Os resultados recentes que apontam a redução de internações evitáveis e de custos ao SUS a partir da atuação dos médicos de família não trazem surpresa para quem acompanha a saúde pública e suplementar no Brasil há décadas. Há pelo menos vinte anos sabemos que a atenção primária à saúde é o caminho mais eficiente, humano e sustentável para cuidar das pessoas. Ainda assim, seguimos insistindo em um modelo caro, reativo e centrado na doença.
A lógica é simples. Sistemas de saúde que investem em acompanhamento contínuo, vínculo médico-paciente e cuidado coordenado conseguem prevenir complicações, evitar hospitalizações desnecessárias e reduzir custos. Quando a porta de entrada funciona, o sistema inteiro se organiza melhor. O problema é que, no Brasil, essa evidência raramente se transforma em política pública consistente ou em estratégia estruturante no setor privado.
Salvo iniciativas pontuais e bem-sucedidas, tanto no SUS quanto na saúde suplementar, a maior parte dos investimentos segue direcionada à atenção terciária. São bilhões aplicados em hospitais, procedimentos de alta complexidade e tecnologias caras, enquanto a atenção primária recebe recursos insuficientes, profissionais sobrecarregados e pouca valorização.
Isso não é apenas uma decisão técnica equivocada.

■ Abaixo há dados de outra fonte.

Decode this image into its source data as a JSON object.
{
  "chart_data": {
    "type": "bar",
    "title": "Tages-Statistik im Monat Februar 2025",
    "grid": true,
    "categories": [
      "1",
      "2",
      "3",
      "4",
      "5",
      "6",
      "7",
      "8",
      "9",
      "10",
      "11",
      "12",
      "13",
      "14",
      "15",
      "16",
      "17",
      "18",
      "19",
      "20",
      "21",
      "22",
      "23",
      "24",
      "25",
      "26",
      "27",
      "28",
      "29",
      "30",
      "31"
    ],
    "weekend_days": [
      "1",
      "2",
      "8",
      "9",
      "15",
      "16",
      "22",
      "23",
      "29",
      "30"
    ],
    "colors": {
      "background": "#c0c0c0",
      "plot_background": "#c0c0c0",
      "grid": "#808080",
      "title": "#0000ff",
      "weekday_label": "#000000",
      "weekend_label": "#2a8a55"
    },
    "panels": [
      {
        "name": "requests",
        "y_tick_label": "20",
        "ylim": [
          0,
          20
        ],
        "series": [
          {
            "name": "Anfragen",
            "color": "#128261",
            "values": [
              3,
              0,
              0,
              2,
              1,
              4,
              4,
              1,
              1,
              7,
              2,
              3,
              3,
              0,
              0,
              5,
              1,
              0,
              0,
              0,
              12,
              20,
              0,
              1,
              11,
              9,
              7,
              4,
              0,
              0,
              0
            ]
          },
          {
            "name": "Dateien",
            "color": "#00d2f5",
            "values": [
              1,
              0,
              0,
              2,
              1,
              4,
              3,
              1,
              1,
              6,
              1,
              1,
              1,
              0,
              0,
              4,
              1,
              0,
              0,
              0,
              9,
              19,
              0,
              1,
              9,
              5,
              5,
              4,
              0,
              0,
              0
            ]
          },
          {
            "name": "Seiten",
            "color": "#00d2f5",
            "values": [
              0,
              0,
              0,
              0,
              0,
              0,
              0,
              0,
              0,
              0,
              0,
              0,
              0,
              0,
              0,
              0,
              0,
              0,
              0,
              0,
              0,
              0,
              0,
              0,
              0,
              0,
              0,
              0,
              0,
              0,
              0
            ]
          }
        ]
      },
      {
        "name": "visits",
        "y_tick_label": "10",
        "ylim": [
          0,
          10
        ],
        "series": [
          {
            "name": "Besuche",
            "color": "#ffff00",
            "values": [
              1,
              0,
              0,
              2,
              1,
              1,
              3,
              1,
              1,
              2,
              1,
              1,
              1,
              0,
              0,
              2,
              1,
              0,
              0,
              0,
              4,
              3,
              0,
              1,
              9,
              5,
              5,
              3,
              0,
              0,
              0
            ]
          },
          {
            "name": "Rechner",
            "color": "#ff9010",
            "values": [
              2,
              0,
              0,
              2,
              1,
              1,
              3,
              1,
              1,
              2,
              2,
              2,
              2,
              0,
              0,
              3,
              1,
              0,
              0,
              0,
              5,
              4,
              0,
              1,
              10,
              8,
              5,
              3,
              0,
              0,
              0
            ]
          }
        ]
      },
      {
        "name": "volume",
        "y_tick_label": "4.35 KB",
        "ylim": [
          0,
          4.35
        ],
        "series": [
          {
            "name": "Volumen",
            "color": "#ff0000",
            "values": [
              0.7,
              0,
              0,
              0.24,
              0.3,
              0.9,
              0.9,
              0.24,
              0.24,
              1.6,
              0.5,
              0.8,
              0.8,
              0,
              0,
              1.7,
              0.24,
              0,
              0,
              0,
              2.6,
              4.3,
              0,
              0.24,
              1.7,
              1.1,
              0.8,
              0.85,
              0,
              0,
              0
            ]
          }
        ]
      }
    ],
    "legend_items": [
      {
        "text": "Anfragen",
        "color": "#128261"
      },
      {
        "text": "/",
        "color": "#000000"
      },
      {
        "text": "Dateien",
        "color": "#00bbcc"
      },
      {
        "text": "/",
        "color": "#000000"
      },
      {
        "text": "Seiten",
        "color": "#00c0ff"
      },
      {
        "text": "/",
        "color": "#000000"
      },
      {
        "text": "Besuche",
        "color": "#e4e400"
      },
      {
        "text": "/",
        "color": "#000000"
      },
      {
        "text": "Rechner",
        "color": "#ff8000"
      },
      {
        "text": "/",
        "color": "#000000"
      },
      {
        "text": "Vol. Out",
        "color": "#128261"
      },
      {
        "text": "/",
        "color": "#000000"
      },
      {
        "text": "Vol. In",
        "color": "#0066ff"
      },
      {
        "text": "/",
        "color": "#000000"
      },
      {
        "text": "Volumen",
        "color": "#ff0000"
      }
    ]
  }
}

É uma escolha que impacta diretamente a vida das pessoas. Internações evitáveis representam sofrimento, afastamento da família, perda de qualidade de vida e risco aumentado de complicações. Além disso, pressionam financeiramente um sistema que já opera no limite.
Acredito que cuidar começa antes da doença. Entendo que o cuidado integrado, o médico de família como referência, a equipe multiprofissional e o acompanhamento próximo ao longo da vida são fundamentais. E não se trata de reduzir custos como objetivo principal, mas de oferecer um cuidado mais eficiente, resolutivo e humano. A redução de despesas é consequência natural de um modelo bem desenhado.
Persistir em um sistema que privilegia a intervenção tardia é ignorar evidências científicas, experiências bem-sucedidas e, principalmente, as reais necessidades da população. Se quisermos um sistema de saúde sustentável, precisamos inverter prioridades, fortalecer a atenção primária e reconhecer que o cuidado começa no território, no vínculo e na prevenção.
O futuro da saúde não está em leitos e equipamentos de alta tecnologia. Está na capacidade de acompanhar pessoas, entender contextos e agir antes que o problema chegue ao hospital. Isso já sabemos há muito tempo. O desafio é transformar esse conhecimento em ação concreta.